Length: 17¼ km (10.7 miles) or 22¾ km (14.1 miles) if walking to East Grinstead.
Difficulty: 5 or 7 out of 10 T=swc.110
After an initial stretch along the low hills above the Medway valley the walk skirts the attractive Wealden village of Hartfield and makes for a country pub in the nearby hamlet of Gallipot Street. After lunch the walk goes over a low ridge and continues alongside the stream immortalised in AA Milne's famous books – though not crossing it at Pooh Bridge itself – before climbing onto an open ridge leading to the Ashdown Forest Centre. A contrasting descent through the wooded Broadstone Warren and a section across a golf course brings you to Forest Row and a choice of places for tea.
You can either finish the walk here or complete an Extended Walk up the long gentle incline of the Forest Way, a popular cycle route along the trackbed of a disused railway line.
Travel: Get the 1000 Thameslink, Horsham train from London Bridge (Farringdon 0949, Blackfriars 0954), changing at East Croydon (arr 1015) for the 1022 Uckfield train to Ashurst arriving 1057. Note: There are no trains from Victoria to East Croydon this weekend.
"There is no station in Forest Row, so if you finish the walk there you will need to take a bus up the hill to East Grinstead. Metrobus 270 & 291 alternate to provide a half-hourly service to around 7pm"
Return trains from East Grinstead to London bridge xx06 xx36. "East Grinstead is on a different line from Ashurst but it is also operated by Southern. The suggested ticket is a return to East Grinstead, which is slightly more expensive and likely to be accepted if checked on the outward journey (there are no ticket barriers at Ashurst station)."
Lunch: The suggested lunch place is the Gallipot Inn (01892-770008) on the B2110 at Gallipot Street, after 7¾ km. This attractive old pub is fairly small inside but has a large back garden with fine views across the Weald, and serves food all afternoon
Tea: Various options in Forest Row and East Grinstead
1 comment:
Do you know, I did not count, but I think 8 at the start of this walk on a day of w=sun-and-cloud. Some confusion at the get-go as the walk author has changed the route a bit and some had lovingly preserved copies of the old directions. But we soon worked it out.
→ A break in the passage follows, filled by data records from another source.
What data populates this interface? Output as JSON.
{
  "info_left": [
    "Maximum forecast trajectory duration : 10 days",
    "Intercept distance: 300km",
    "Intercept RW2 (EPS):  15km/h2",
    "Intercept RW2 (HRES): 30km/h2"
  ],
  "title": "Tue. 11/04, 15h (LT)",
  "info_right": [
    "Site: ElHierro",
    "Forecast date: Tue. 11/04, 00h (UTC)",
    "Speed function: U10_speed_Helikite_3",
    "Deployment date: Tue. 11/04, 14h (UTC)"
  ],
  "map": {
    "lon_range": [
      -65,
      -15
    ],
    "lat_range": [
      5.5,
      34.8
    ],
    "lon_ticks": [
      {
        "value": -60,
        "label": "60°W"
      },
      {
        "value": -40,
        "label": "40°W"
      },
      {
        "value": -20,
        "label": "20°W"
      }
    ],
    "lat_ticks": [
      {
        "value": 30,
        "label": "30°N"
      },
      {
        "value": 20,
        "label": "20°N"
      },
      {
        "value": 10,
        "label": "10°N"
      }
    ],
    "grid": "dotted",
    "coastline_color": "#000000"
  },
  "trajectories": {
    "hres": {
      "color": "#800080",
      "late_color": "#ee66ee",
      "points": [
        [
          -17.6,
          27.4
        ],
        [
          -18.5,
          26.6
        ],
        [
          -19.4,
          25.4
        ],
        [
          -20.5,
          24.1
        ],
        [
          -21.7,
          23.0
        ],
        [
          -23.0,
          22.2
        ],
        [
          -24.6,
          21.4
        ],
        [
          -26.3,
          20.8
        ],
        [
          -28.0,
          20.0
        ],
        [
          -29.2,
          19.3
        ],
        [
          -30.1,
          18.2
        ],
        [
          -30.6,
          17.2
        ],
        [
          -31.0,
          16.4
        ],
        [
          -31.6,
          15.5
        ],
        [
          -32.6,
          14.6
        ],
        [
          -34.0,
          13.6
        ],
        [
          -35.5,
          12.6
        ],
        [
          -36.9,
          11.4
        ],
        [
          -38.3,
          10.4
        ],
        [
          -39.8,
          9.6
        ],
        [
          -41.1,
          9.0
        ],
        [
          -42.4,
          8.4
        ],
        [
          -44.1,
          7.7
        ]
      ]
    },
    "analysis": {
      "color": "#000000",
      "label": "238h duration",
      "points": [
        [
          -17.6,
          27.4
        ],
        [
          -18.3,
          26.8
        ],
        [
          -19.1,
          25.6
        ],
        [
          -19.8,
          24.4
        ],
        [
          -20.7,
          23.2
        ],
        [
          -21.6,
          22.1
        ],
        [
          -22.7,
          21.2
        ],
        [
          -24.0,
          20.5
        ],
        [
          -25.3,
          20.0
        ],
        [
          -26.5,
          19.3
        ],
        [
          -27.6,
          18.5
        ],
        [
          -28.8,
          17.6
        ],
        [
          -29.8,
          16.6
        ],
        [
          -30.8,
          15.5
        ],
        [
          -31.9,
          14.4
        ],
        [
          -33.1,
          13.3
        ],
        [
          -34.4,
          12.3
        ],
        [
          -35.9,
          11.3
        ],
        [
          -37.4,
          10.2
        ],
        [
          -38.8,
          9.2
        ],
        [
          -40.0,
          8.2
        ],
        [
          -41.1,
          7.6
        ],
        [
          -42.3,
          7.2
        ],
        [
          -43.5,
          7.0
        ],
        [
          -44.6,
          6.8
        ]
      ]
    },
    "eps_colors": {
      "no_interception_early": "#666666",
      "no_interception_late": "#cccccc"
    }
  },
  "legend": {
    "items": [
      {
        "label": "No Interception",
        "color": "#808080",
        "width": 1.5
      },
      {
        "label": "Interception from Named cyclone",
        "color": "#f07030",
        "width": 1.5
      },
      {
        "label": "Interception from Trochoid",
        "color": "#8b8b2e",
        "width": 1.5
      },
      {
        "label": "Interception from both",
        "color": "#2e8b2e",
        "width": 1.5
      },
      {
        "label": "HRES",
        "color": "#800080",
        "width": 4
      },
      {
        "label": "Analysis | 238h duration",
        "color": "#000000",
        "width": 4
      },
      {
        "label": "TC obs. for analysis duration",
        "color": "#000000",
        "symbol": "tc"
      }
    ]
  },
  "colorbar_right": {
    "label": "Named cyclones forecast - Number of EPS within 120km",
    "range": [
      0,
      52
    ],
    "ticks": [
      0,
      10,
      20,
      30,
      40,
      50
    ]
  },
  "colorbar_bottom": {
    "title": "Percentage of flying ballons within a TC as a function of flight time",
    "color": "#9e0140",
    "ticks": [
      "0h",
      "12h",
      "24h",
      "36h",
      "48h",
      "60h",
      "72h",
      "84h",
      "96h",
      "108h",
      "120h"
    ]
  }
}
Fine rolling Wealden scenery but more mud in places than on the other walks today, it seems - enough on one bridleway to elicit cataclysmic accounts from some commenters, but we either waded through it regardless (me) or picked out way gingerly around it (everyone else).
As for nature - acres of celandines, banks of primroses, drifts of cuckoo flowers, the multifarious tootling of nuthatches, baa-ing lambs (once), and - my biggest delight - a willow warbler on the Ashdown Forest heathland. But privately I was wondering where the blackbirds, chaffinches and butterflies are this year (just one of the latter seen all day).
I think nearly everyone ate in the friendly Gallipot Inn, which was full inside but empty but for us in its lovely garden. We were joined by the walk author here, who walked the rest of the way with us, so n=9 altogether. In the afternoon the gorse was full out in Ashdown Forest and the Visitor Centre there had a well hidden tea machine (only I partook).
We had by now split into an advance party, who seem to have ended up in the Hop Yard microbrewery and got the 5pm bus (having a bottle of wine on the train), and three of us in the vanguard, who found the former Taeffels now reopened as another cafe and had tea there. We got the 5.30 bus.